On the sidelines of an IT trade show in Seoul on April 21, SKT CEO Park Jung-ho hinted at injecting more money into semiconductor foundry to meet growing demands from domestic fabless companies. Fabless manufacturing is the design and sale of hardware devices and semiconductor chips while outsourcing their fabrication to a semiconductor foundry.
"Samsung (Electronics) also does foundry. I think we need to invest more in the foundry," Park told reporters. "There are a lot of requests from domestic fabless (companies) which think they can develop technologies or services if they are given foundry services at the level of TSMC," he said without giving any indications for manufacturing.

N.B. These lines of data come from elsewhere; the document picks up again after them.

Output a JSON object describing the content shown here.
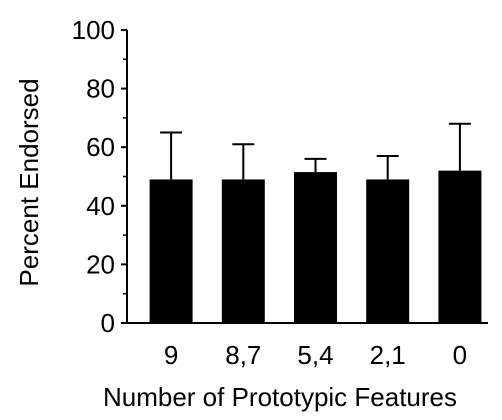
{
  "chart_data": {
    "type": "bar",
    "title": "",
    "xlabel": "Number of Prototypic Features",
    "ylabel": "Percent Endorsed",
    "categories": [
      "9",
      "8,7",
      "5,4",
      "2,1",
      "0"
    ],
    "values": [
      49,
      49,
      51.5,
      49,
      52
    ],
    "error_upper": [
      65,
      61,
      56,
      57,
      68
    ],
    "ylim": [
      0,
      100
    ],
    "yticks": [
      "0",
      "20",
      "40",
      "60",
      "80",
      "100"
    ],
    "minor_yticks": [
      10,
      30,
      50,
      70,
      90
    ],
    "grid": false,
    "bar_color": "#000000"
  }
}
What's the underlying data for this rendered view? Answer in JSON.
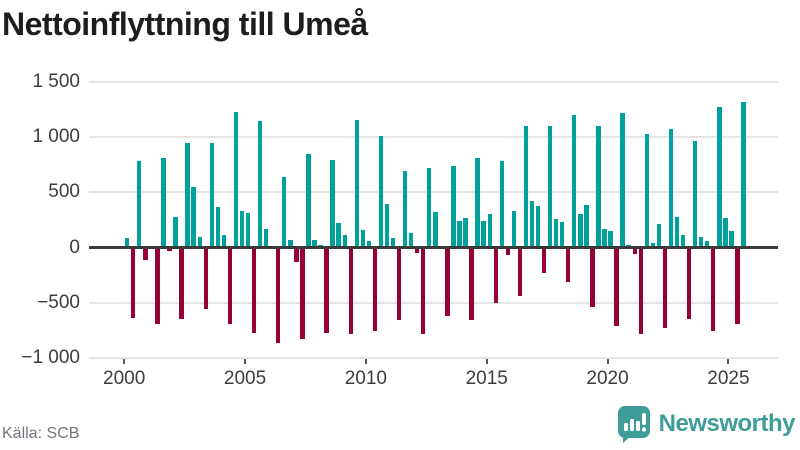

Samsung is locked in a battle of technical skills with TSMC through a massive investment to strengthen its competitiveness in System LSI and foundry businesses. Samsung's domestic rival, SK hynix has focused on the production of microchips. Market watchers question the financial strength of SK hynix following the acquisition of Intel's NAND memory and storage business for $9 billion in October 2020.
SKT has led a state project to develop next-generation AI chips and interfaces that can be utilized for high-performance servers like cloud data centers. The deep learning computation speed of SAPEON X220, unveiled in November 2020, is faster than that of graphics processing units (GPUs) widely used by AI-service companies. SKT aims to combine AI semiconductor chips and 5G edge cloud.